Copper functions along with iron in many metabolic processes. Copper is involved in the cytochrome oxidation system in tissue cells that produces energy. It is also a component of other oxidative systems for amino acid production. In addition, copper and iron are essential for the production of hemoglobin.
Like zinc, copper is a component of many important enzymes. Tyrosinase is a copper-containing enzyme that is used in the formation of melanin, the substance responsible for the color of hair, skin, and eyes. Lysyl oxidase is an enzyme used to crosslink collagen and elastin in the formation of connective tissue, including bone, blood vessels, skin, lungs, and teeth. Most plasma copper is bound to ceruloplasmin. Copper also binds to superoxide dismutase, which scavenges for superoxide free radicals and protects against oxidative damage.
Copper is absorbed in the small intestine and carried by the copper-binding transport protein metallothione through the plasma. In the plasma it is bound to amino acids, primarily histidine, and to serum albumin for transport to the liver. In the liver, copper is bound to an alpha-globulin to form ceruloplasmin. It is then delivered to cells that have ceruloplasmin receptors on their surface.
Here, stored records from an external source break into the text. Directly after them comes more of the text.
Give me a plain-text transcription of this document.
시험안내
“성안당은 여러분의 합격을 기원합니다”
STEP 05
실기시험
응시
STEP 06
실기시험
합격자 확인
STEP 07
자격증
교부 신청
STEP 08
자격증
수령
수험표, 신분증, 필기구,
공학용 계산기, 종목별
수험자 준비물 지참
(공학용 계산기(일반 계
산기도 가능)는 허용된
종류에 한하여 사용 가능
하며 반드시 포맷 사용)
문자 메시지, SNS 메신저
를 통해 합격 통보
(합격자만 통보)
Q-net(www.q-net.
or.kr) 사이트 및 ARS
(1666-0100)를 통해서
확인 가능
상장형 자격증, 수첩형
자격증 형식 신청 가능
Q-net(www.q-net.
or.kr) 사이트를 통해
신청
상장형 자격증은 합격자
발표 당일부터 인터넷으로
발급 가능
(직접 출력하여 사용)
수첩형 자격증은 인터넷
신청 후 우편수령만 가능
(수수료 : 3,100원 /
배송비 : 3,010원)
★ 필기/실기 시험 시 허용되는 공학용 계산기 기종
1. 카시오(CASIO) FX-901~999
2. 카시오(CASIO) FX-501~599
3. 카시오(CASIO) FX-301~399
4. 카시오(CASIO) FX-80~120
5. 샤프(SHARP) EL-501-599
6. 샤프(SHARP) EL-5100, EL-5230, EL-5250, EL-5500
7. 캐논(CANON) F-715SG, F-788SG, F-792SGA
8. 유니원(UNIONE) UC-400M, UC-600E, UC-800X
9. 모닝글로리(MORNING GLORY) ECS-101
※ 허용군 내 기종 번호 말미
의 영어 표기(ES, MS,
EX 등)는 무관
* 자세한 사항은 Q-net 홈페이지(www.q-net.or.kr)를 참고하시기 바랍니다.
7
Copper is primarily excreted by bile into the gastrointestinal tract, although some unabsorbed copper is excreted through the feces. Biliary excretion is responsible for the body's balance of copper.
Copper deficiency is very rare. It has been documented in premature, low-birth- weight infants, in malnourished infants, and in patients who receive intravenous total parental nutrition for long periods of time.
There are, however, genetic disorders that affect copper metabolism. Wilson's disease causes a defect in the ability of copper to form ceruloplasmin. Impaired ability of the liver to excrete copper into the bile results in an overload of copper, which can damage the liver, brain, and kidney and lead to dementia and liver failure. Menkes' disease results in decreased copper absorption into the intestine and can lead to mental retardation, abnormal bone formation, and susceptibility to infection.
The estimated safe and adequate intake for copper in adults is 1.5-3 mg/day and ranges from 0.4-0.7 mg/day for infants and 0.7-2.5 mg/day for children.
The richest dietary sources of copper, containing greater than 0.2 mg per portion, includeshellfish, nuts, seeds, legumes, whole grain, liver, and other organ meats. Moderate sources, containing 0.1-0.2 mg per portion, are grain products, chocolate, dried fruits, mushrooms, tomatoes, bananas, and potatoes. Eggs, dairy products, white grains, green beans, broccoli, and cabbage contain lower amounts of copper.
Dosage recommendations are usually based on zinc intake. The recommended ratio of zinc to copper is 10:1. It has been suggested that supplementation should not exceed 3 mg of copper.
Excessive copper intake results in gastrointestinal pain, nausea, vomiting, and diarrhea. More serious effects include coma, oliguria, hepatic necrosis, and death. There is no well-established level of copper intake that causes toxicity, although gastrointestinal effects have been seen with intakes as low as 0.07 mg/kg of body weight.